Extrudate cutting technique can be a factor in Procedure A tests. Proper cutting technique is an acquired skill and requires practice to get it right, such as where to cut the extruded material as it extrudes from the die at precise intervals. Automatic cutters can be useful but may not work with all materials. Procedure A can be used with materials that have flow rates up to 50 g/10 min. However, it should be noted that the chances for error with manual cutting increases with higher melt-flow values. It is also important to note that the first cut (starting at 46 ±2mm) is considered to be the reportable test result. The practice of making successive cuts and averaging them together should be avoided.
For Procedure B tests according to ASTM D1238, permissible piston travel distances are 6.35 mm (0.25 in.) to 25.4 mm (1 in.). The operator selects the distance based on expected flow rate. The 0.25-in. travel is used for low-flow materials, while the 1-in. travel is used for high-flow materials.
As with Procedure A, the first measurement of a Procedure B test is considered to be the reportable test result. However, many modern testing instruments are equipped with an encoder-based measuring device that will allow the user to divide up the specified travel distance into discrete “captures” and then average the captures to get the reportable test result. This practice is acceptable as long as the specified distances are used.

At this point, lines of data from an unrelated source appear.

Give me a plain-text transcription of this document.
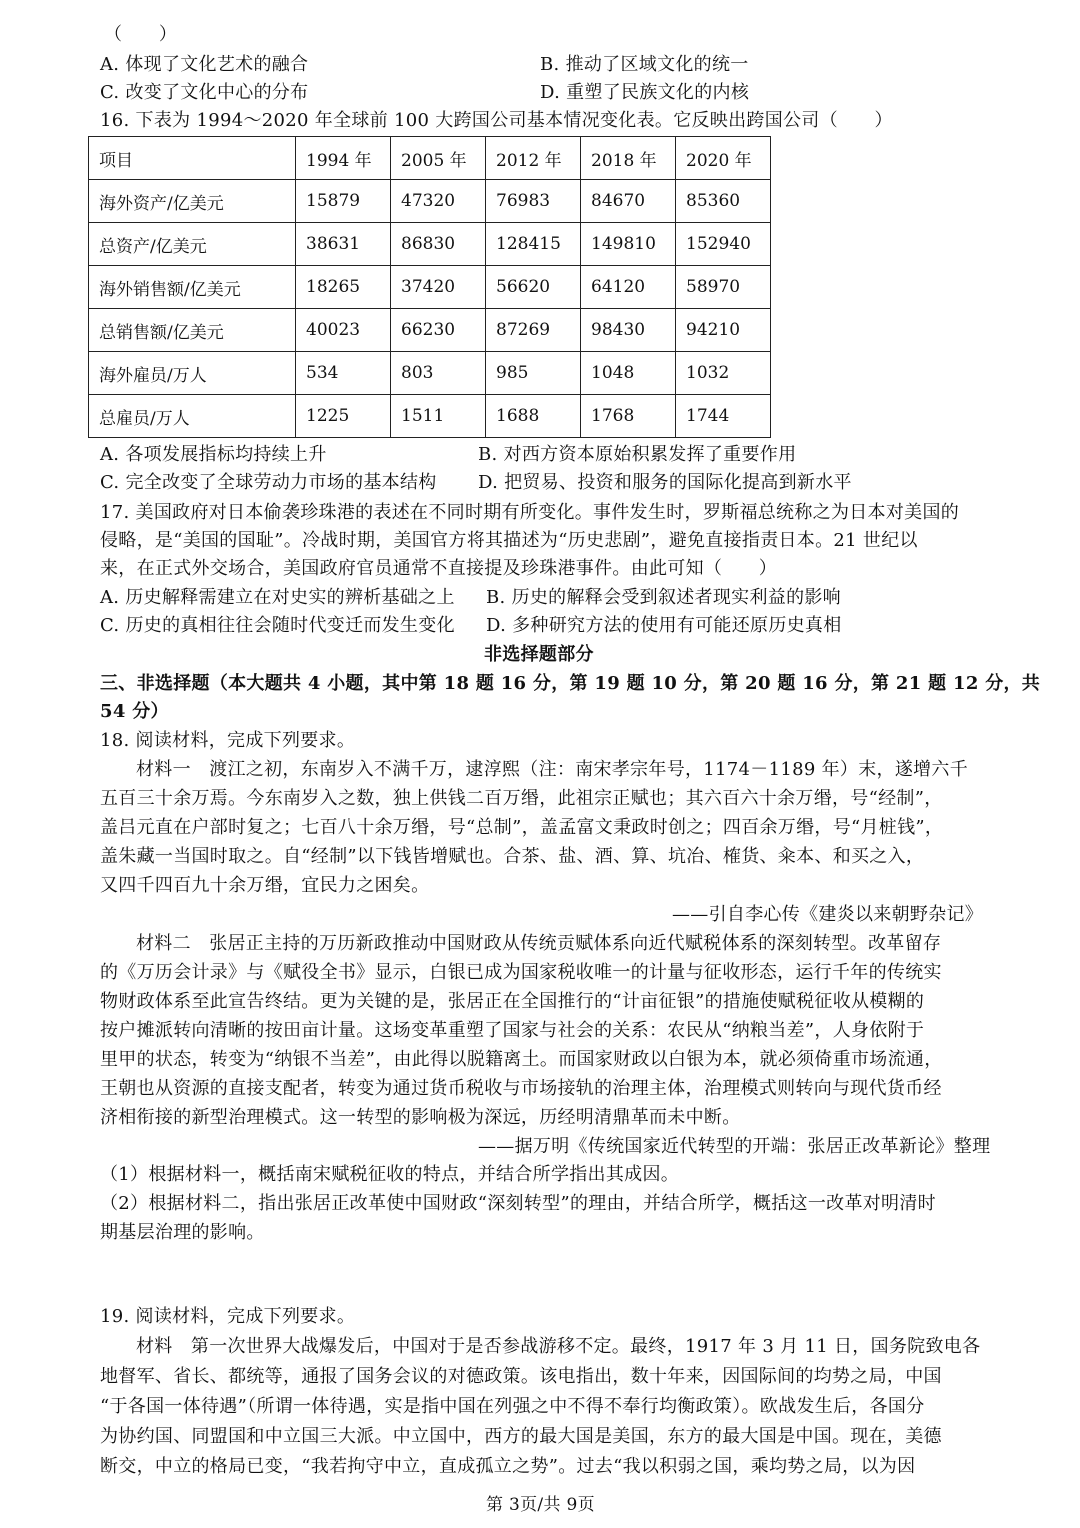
（　　）
A. 体现了文化艺术的融合	B. 推动了区域文化的统一
C. 改变了文化中心的分布	D. 重塑了民族文化的内核
16. 下表为 1994～2020 年全球前 100 大跨国公司基本情况变化表。它反映出跨国公司（　　）
项目	1994 年	2005 年	2012 年	2018 年	2020 年
海外资产/亿美元	15879	47320	76983	84670	85360
总资产/亿美元	38631	86830	128415	149810	152940
海外销售额/亿美元	18265	37420	56620	64120	58970
总销售额/亿美元	40023	66230	87269	98430	94210
海外雇员/万人	534	803	985	1048	1032
总雇员/万人	1225	1511	1688	1768	1744
A. 各项发展指标均持续上升	B. 对西方资本原始积累发挥了重要作用
C. 完全改变了全球劳动力市场的基本结构 D. 把贸易、投资和服务的国际化提高到新水平
17. 美国政府对日本偷袭珍珠港的表述在不同时期有所变化。事件发生时，罗斯福总统称之为日本对美国的
侵略，是“美国的国耻”。冷战时期，美国官方将其描述为“历史悲剧”，避免直接指责日本。21 世纪以
来，在正式外交场合，美国政府官员通常不直接提及珍珠港事件。由此可知（　　）
A. 历史解释需建立在对史实的辨析基础之上 B. 历史的解释会受到叙述者现实利益的影响
C. 历史的真相往往会随时代变迁而发生变化 D. 多种研究方法的使用有可能还原历史真相
非选择题部分
三、非选择题（本大题共 4 小题，其中第 18 题 16 分，第 19 题 10 分，第 20 题 16 分，第 21 题 12 分，共
54 分）
18. 阅读材料，完成下列要求。
材料一　渡江之初，东南岁入不满千万，逮淳熙（注：南宋孝宗年号，1174－1189 年）末，遂增六千
五百三十余万焉。今东南岁入之数，独上供钱二百万缗，此祖宗正赋也；其六百六十余万缗，号“经制”，
盖吕元直在户部时复之；七百八十余万缗，号“总制”，盖孟富文秉政时创之；四百余万缗，号“月桩钱”，
盖朱藏一当国时取之。自“经制”以下钱皆增赋也。合茶、盐、酒、算、坑冶、榷货、籴本、和买之入，
又四千四百九十余万缗，宜民力之困矣。
——引自李心传《建炎以来朝野杂记》
材料二　张居正主持的万历新政推动中国财政从传统贡赋体系向近代赋税体系的深刻转型。改革留存
的《万历会计录》与《赋役全书》显示，白银已成为国家税收唯一的计量与征收形态，运行千年的传统实
物财政体系至此宣告终结。更为关键的是，张居正在全国推行的“计亩征银”的措施使赋税征收从模糊的
按户摊派转向清晰的按田亩计量。这场变革重塑了国家与社会的关系：农民从“纳粮当差”，人身依附于
里甲的状态，转变为“纳银不当差”，由此得以脱籍离土。而国家财政以白银为本，就必须倚重市场流通，
王朝也从资源的直接支配者，转变为通过货币税收与市场接轨的治理主体，治理模式则转向与现代货币经
济相衔接的新型治理模式。这一转型的影响极为深远，历经明清鼎革而未中断。
——据万明《传统国家近代转型的开端：张居正改革新论》整理
（1）根据材料一，概括南宋赋税征收的特点，并结合所学指出其成因。
（2）根据材料二，指出张居正改革使中国财政“深刻转型”的理由，并结合所学，概括这一改革对明清时
期基层治理的影响。
19. 阅读材料，完成下列要求。
材料　第一次世界大战爆发后，中国对于是否参战游移不定。最终，1917 年 3 月 11 日，国务院致电各
地督军、省长、都统等，通报了国务会议的对德政策。该电指出，数十年来，因国际间的均势之局，中国
“于各国一体待遇”（所谓一体待遇，实是指中国在列强之中不得不奉行均衡政策）。欧战发生后，各国分
为协约国、同盟国和中立国三大派。中立国中，西方的最大国是美国，东方的最大国是中国。现在，美德
断交，中立的格局已变，“我若拘守中立，直成孤立之势”。过去“我以积弱之国，乘均势之局，以为因
第 3页/共 9页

Procedure B requires the use of a melt-density value, which is the density of the material in its molten state. The melt density is a multiplier that converts volume back into a mass value. ASTM D1238, Table 3 lists generic melt-density factors for virgin PP and PE. These factors will change with additives and processing, so it is more accurate to measure the actual melt density of the specific resin being tested. You can combine Procedure A and Procedure B tests to get both weight and volume data, which allows the calculation of melt density.
If you are suspicious of the melt-flow data you are obtaining, you have plenty of options for checking and updating equipment, examining procedures, and comparing results with those obtained by others. There is a good likelihood that answers to variances will be easily tracked down with some good old-fashioned detective work.